Previously: having lost my second teaching job, having met little success as a circulation manager and radio ad salesman/ad writer, I had the epiphany that I would not be able to earn money from my creative abilities and that I would return to college to improve a more business-oriented background.
The time is circa 1982. One of the closest colleges to Cartersville was Berry College near Rome, Georgia. It had an excellent reputation and a gorgeous campus on 27,000 acres, making it the largest school in the United States (by land area, not by the number of students). In addition, it had an extensive student work program, which I would need.
There was a program you could take that combined business, math, and computer science courses. I forget what they called it - business systems analyst? Sad that I've forgotten, but I have.
I don't remember much about the computer science courses. COBOL? Is that a computer language? Stuff like that.
Math was a challenge. I had taken no math at the University of Michigan. I was not a great math student in high school. Nevertheless, I was going to give it my best shot.
I started with College Algebra. I had never worked so hard in a class in my whole life. Even though I only got a B, it was the grade I was most proud of in my academic career.
The next class was Precalculus. But I had limited time, and my algebra grade gave me the big head, so I decided to skip Calculus.
I got my posterior handed to me. I should have quit the class, but I was stubborn. By the time of the final, I was utterly lost. Instead of solving the exam problems, I wrote a dissertation on how calculus was actually magic. I got my only academic fail.
Business classes, however, went swimmingly. Economics, business writing, business statistics, marketing, business theory - all went well. But the course where I barely had to think and still shined was ... accounting. I don't know why it came so easily to me, but it did.
The final exam in one of the accounting classes was to do a business tax return from start to finish. After it was graded, the professor told me I was the first student to do the return absolutely perfectly.

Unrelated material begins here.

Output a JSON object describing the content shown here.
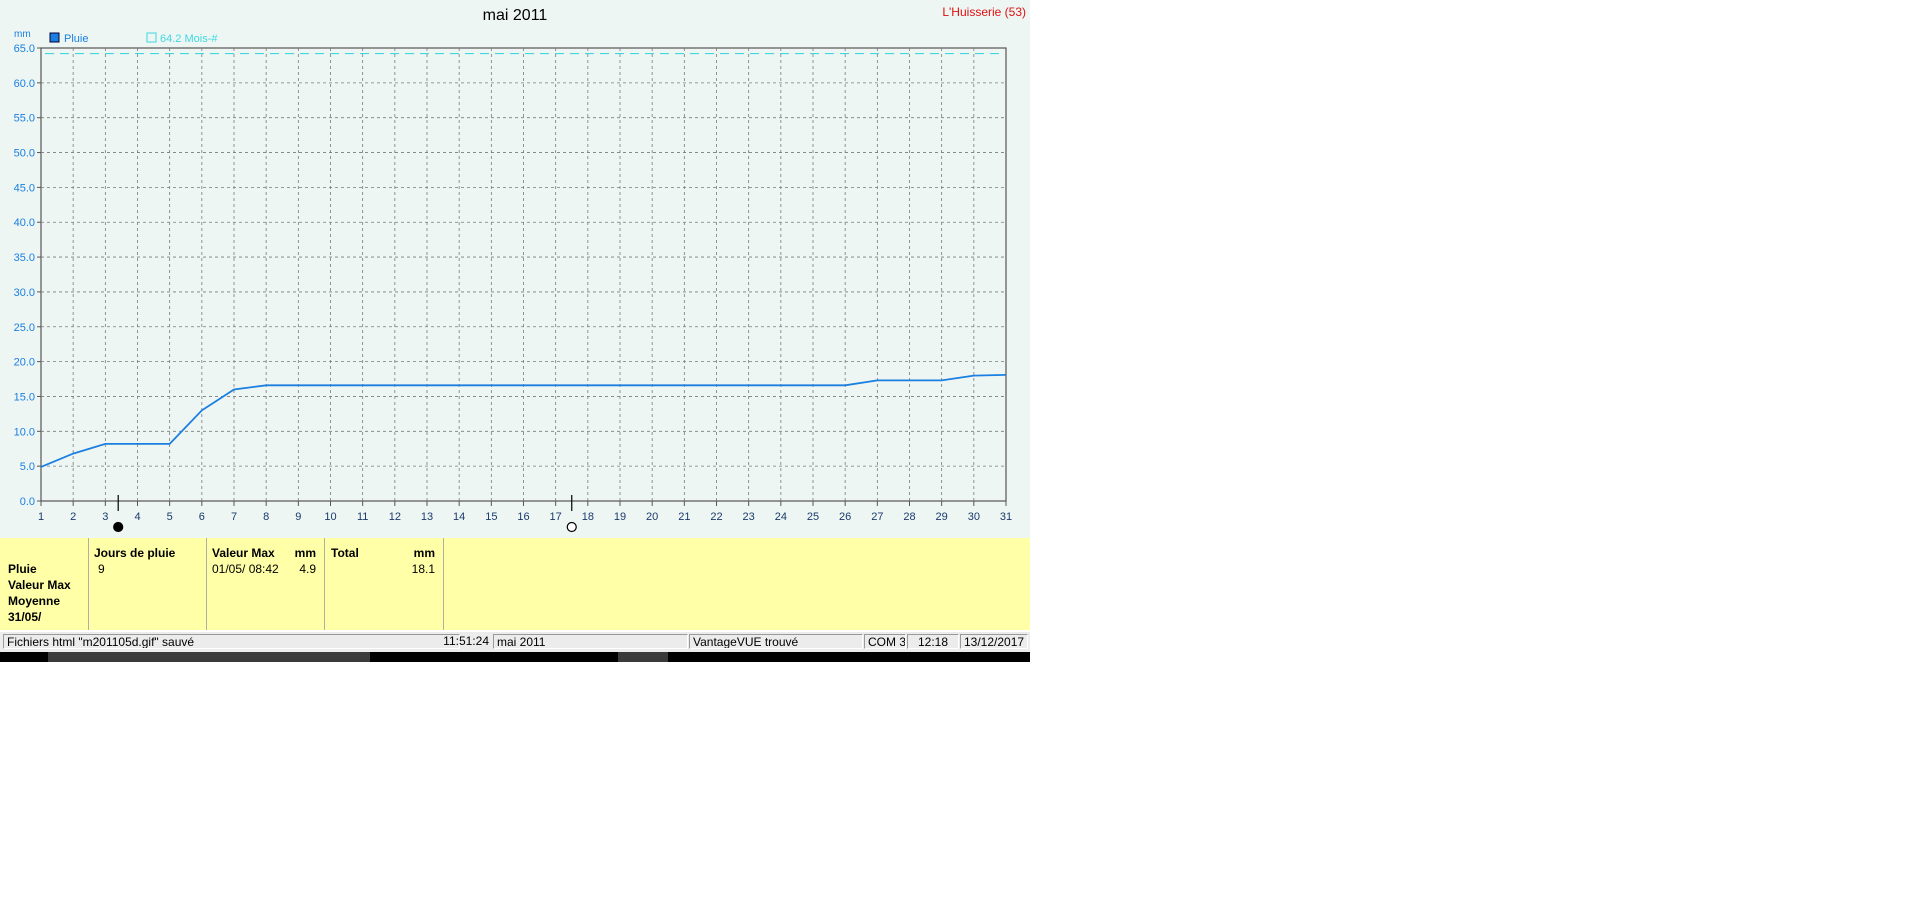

My student job was at the library. I managed a system that lent and received books across the nation's entire library system. This was done via computer, and once again, I have forgotten the system's name. I loved it. Searching the library for requested books, mailing them, and receiving and processing requests that our students made, I could have been very happy with doing that, and other library work for a living. But, alas, Berry had no Library Science program.
The academic walls were closing in. If I was going to get any value from my academic sojourn, I would have to go in one direction... accounting. Not because I loved it, but because it was easy for me and the quickest way I could make a decent living for myself and my family.
Ultimately, my two years at Berry did not result in an additional degree. They only had Bachelor's degrees, and I would have to go a while longer, taking physical education courses and other strange things to get that second Bachelor's. The result is I have over six years of college and only a Bachelor's degree in Education to show for it.
Nevertheless, I had the equivalent of a business and accounting major, and by the spring of '84, I was ready to go out and make my mark in the accounting world.
And that's when losing my work soul really began.